I'm angry that Billy had to see his older brother, Paddy, with both legs blown off, lying in mud and surrounded by hell on earth. That he had to kiss him goodbye, knowing he would be dead before he could return with help. I'm angry that the last time Paddy got to tell his mother he loved her, was on a mud splattered, blood smeared scrap of paper he had in his pocket as the life ebbed from his body. I'm angry at the pints he never got to enjoy with his mates, at the goals he never got to score, and that his rough, blacksmith's hands never earned him the reprobation of his sweetheart.
I'm angry that Mary, had her legs crushed by a lifeboat when her transport was hit by a torpedo. That knowing she couldn't survive her injuries, she took off her life jacket to give to another passenger. I'm angry at the lives she never had the opportunity to save, the lives she never grew inside her, and that she never again felt the burning in her lungs as she peddled her way to Waihao Forks on her day off.

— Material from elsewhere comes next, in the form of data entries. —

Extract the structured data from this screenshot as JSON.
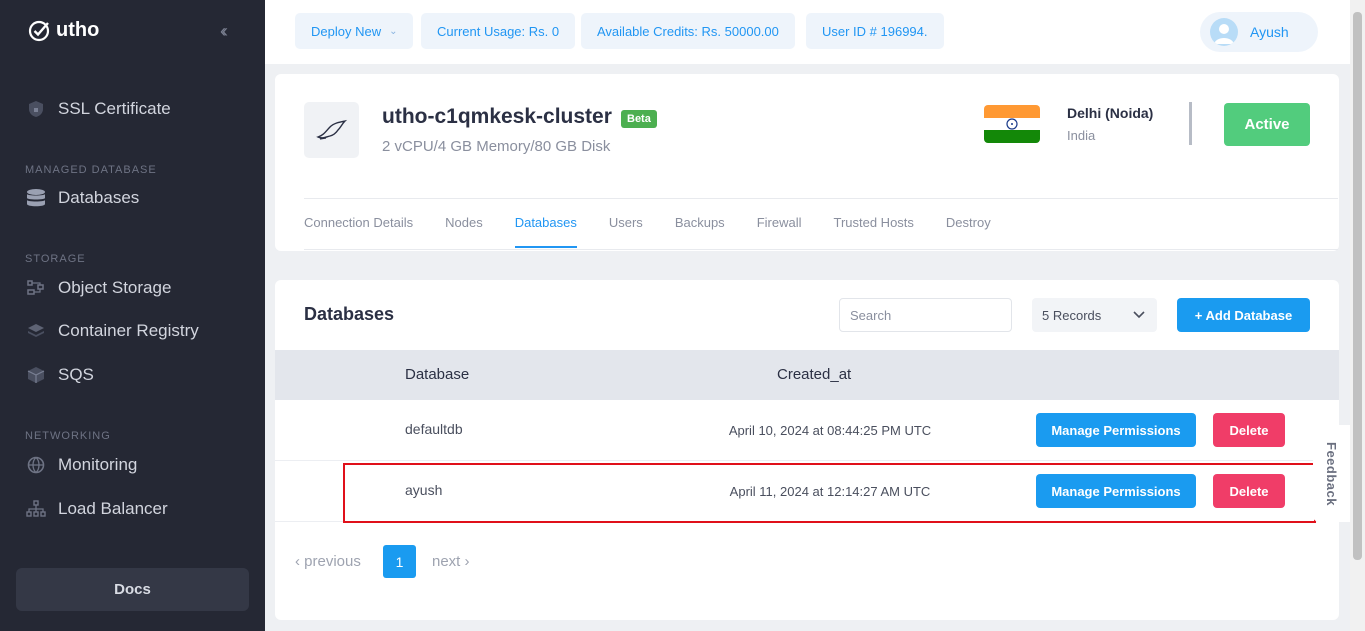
{
  "brand": {
    "name": "utho"
  },
  "sidebar": {
    "items": [
      {
        "label": "SSL Certificate",
        "icon": "shield-icon"
      },
      {
        "section": "MANAGED DATABASE"
      },
      {
        "label": "Databases",
        "icon": "database-icon"
      },
      {
        "section": "STORAGE"
      },
      {
        "label": "Object Storage",
        "icon": "object-storage-icon"
      },
      {
        "label": "Container Registry",
        "icon": "layers-icon"
      },
      {
        "label": "SQS",
        "icon": "cube-icon"
      },
      {
        "section": "NETWORKING"
      },
      {
        "label": "Monitoring",
        "icon": "globe-icon"
      },
      {
        "label": "Load Balancer",
        "icon": "network-icon"
      }
    ],
    "docs_label": "Docs"
  },
  "topbar": {
    "deploy_label": "Deploy New",
    "usage": "Current Usage: Rs. 0",
    "credits": "Available Credits: Rs. 50000.00",
    "user_id": "User ID # 196994.",
    "user_name": "Ayush"
  },
  "cluster": {
    "name": "utho-c1qmkesk-cluster",
    "badge": "Beta",
    "spec": "2 vCPU/4 GB Memory/80 GB Disk",
    "city": "Delhi (Noida)",
    "country": "India",
    "status": "Active",
    "flag_colors": [
      "#ff9933",
      "#ffffff",
      "#138808"
    ],
    "tabs": [
      "Connection Details",
      "Nodes",
      "Databases",
      "Users",
      "Backups",
      "Firewall",
      "Trusted Hosts",
      "Destroy"
    ],
    "active_tab": "Databases"
  },
  "databases": {
    "title": "Databases",
    "search_placeholder": "Search",
    "records_label": "5 Records",
    "add_label": "+ Add Database",
    "columns": [
      "Database",
      "Created_at"
    ],
    "rows": [
      {
        "name": "defaultdb",
        "created_at": "April 10, 2024 at 08:44:25 PM UTC",
        "perm_label": "Manage Permissions",
        "delete_label": "Delete"
      },
      {
        "name": "ayush",
        "created_at": "April 11, 2024 at 12:14:27 AM UTC",
        "perm_label": "Manage Permissions",
        "delete_label": "Delete"
      }
    ],
    "pagination": {
      "previous": "‹ previous",
      "page": "1",
      "next": "next ›"
    }
  },
  "feedback_label": "Feedback",
  "colors": {
    "accent": "#1a9bf0",
    "danger": "#f03d68",
    "success": "#52cc7d",
    "sidebar": "#252834"
  }
}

I'm angry that Rose will never have the opportunity to hold her younger brother in her arms, or to dry the tears of her mother. I'm angry that she will never marry the man of her dreams, set the world on fire with a stellar career, and at the promise stolen by the will of powerful men around her.
I'm angry that Alan ended his life face down on a beach, the air crushed from his lungs as he was swamped by the sea. I'm angry at the sunrises he will never see, for the family who will never again wrap him in a grateful hug, and that the world is a slightly darker place without the glory of a child's smile.
Those last two people were children, and their lives have been obliterated by the effects of war, not in 1915, but in the last few years.
With the passing of the last ANZAC, the day as we know it becomes dangerously close to a history lesson, framed in traditional morality and the glory of a righteous battle. With no direct connection to the fate of the ANZAC soldiers, they are a memory, a story told about a time that has long ago been replaced.
New Zealand values it's Whakapapa, but how can we talk about remembering, when the current focus of ANZAC Day makes it so easy to forget that the fight goes on? If we consider ourselves to be global citizens, then surely ANZAC Day needs to focus on more than the fatalities of ANZAC cove?
Those who served New Zealand have done so, not by beating back the enemy from its shores, but by venturing out to the furthest reaches of the globe. They have given up their lives in strange lands to protect the democracy and tolerance that we value so greatly.
Isn't it time we honoured that sacrifice by keeping the promise they made?